Research technicians possess many skills, can multitask, and are fast learners; we may just not be aware of it or be prepared to demonstrate it. Self-belief might not be evident, a result of defaulting into the silent partner, undervalued mode.
I was always looking to spread myself about the various research groups, whether existing groups who saw their technical support dwindling, or new arrivals keen to get their research started. What could I offer? Technical skills, enthusiasm and continuity. If what I was offering did not match expectations I would be sent on courses; Electron Microscopy and Atomic Force Microscopy spring to mind. I would look at the arrival of new instruments large or small as an opportunity not to be missed; I would become involved with the installation and user training, skills that are essential and can be passed on.
I have seen the ability of many technicians to adapt to new situations. We have existing skill sets and core work that is the bread and butter of our research groups but I believe research technicians can be willing participants in taking on new responsibilities in a variety of fields. We may have qualifications that we feel define exactly where we should be placed within a Faculty or research group, our comfort zone. We can also step outside the zone because as Research technicians we can adapt to new situations and experiences as I have done. I have scared myself witless on a few occasions as I thought I had taken on too much additional responsibility.

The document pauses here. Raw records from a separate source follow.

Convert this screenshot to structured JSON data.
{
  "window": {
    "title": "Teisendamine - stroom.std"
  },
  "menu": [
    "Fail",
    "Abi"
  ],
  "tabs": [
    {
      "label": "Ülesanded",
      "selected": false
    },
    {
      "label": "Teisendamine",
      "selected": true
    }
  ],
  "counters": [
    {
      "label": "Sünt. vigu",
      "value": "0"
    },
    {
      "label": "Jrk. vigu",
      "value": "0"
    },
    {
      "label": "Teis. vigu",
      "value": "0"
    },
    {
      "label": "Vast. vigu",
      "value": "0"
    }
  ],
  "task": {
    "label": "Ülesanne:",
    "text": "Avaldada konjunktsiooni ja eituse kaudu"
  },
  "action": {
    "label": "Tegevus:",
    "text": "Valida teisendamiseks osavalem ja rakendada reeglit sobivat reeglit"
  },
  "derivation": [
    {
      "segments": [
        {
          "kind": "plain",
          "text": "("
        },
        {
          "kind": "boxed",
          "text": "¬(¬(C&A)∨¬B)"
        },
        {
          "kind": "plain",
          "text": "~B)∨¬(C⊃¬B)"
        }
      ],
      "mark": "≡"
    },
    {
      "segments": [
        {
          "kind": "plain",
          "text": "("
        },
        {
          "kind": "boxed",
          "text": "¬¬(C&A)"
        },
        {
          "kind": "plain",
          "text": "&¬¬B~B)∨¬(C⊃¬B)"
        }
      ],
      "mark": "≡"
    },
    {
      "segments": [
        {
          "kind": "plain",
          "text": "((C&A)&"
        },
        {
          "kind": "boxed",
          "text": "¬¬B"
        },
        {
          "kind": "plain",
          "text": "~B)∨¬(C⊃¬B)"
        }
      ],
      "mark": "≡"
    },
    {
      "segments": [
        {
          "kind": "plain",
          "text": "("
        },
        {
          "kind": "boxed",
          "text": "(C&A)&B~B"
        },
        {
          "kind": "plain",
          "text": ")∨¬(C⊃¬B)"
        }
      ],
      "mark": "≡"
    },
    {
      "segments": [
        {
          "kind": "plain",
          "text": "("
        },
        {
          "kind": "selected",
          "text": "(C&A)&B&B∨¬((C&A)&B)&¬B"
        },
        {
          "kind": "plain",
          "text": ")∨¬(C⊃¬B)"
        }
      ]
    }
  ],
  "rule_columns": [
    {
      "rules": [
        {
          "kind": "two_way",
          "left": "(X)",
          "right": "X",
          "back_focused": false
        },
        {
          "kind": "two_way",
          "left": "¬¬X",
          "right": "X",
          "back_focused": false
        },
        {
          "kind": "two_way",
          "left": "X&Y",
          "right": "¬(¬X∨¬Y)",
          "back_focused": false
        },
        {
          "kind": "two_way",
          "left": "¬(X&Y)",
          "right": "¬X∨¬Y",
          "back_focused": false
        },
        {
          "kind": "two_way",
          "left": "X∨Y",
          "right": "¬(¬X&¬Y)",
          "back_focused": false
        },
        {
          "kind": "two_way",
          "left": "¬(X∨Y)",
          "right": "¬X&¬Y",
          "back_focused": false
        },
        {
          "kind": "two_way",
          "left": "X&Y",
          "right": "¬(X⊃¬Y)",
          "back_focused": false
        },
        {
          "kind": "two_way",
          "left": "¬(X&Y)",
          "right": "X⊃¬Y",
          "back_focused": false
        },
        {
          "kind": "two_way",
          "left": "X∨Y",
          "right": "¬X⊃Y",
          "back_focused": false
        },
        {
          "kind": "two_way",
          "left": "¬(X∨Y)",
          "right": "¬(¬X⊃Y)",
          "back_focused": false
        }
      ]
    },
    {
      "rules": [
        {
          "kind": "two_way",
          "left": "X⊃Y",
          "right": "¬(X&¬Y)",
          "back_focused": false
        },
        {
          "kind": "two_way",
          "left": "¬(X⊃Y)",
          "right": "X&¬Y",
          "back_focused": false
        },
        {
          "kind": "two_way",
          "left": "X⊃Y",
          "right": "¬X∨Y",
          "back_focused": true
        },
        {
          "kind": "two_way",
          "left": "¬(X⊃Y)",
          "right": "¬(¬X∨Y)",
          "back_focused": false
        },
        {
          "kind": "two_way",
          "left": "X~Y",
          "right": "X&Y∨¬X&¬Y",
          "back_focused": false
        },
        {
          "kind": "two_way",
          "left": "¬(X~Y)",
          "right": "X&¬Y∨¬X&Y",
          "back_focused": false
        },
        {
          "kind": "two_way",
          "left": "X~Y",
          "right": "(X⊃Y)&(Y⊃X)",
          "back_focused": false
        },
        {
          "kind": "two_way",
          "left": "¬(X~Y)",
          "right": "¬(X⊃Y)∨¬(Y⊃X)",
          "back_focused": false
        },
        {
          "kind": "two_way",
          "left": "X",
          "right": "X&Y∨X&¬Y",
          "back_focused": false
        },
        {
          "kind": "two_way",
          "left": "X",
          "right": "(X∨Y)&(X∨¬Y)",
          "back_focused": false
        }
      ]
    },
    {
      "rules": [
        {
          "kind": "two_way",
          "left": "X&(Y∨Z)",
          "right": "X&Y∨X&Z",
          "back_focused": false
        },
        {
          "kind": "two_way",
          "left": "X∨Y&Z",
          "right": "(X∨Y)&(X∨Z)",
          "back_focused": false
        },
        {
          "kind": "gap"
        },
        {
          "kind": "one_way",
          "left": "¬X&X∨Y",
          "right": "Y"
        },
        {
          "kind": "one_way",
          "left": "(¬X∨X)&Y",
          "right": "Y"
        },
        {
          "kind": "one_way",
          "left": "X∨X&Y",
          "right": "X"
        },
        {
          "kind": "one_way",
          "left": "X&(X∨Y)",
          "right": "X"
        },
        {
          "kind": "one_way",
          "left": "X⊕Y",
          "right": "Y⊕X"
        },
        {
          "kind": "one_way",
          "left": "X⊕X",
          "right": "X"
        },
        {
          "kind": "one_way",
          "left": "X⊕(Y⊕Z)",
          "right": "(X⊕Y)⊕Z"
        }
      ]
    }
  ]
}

I also looked beyond my own Faculty and department. What can I offer others? I have found that networking has helped here. Research technicians can often be the first point of contact from other departments’ research groups. Here’s a chance to offer advice or skills you have or to recommend another go-to person. Raise your profile at every opportunity, which could be by gently pressing for co-authorship of papers where you have had a significant impact on the outcomes, or by looking to have acknowledgement on papers where technical input has been essential to the complete package. Why should we be left out if we have contributed to successful publications? Although, to be fair, more recently over the last decade or so I have seen far more inclusiveness in the authorship and acknowledgements in papers.
Over many years I have used line managers and Heads of Department (HODs) to good effect. Push your line manager to place you in another department or Faculty research group for a two-week period during the summer or quiet period, maybe just to shadow. Try suggesting a research technician swap for a week or so: it could be a completely different experience outside your comfort zone that helps with your work portfolio and networking. Touch base with your HOD – remind him or her that you are there. I have the impression that HODs just don’t expect research technicians to make an appointment for a chat, an update on department research trends or the arrival of new researchers or groups, or a chance to offer your services.
I have found that very little just falls into your lap. By and large I have had to go and find the extras that have allowed career progression – the bits that get added onto the end of your PDRs, that add value, build career progression and make you indispensable.
Ask your line manager or HOD if you could have a go at shadow short listing candidates for new technical appointments or maybe having an input into a JD for a research technical post. Why not, if you believe you have something to offer? If new labs are in the pipeline ask if you can participate in design meetings; if you have worked for some time in Research labs you know the faults and things which could be done better. You can be surprised what can be overlooked on a design brief!
To summarise, the only way to avoid being the silent partner is by using your voice – not just what you say, but what you do and contribute to the successful outcomes of research groups.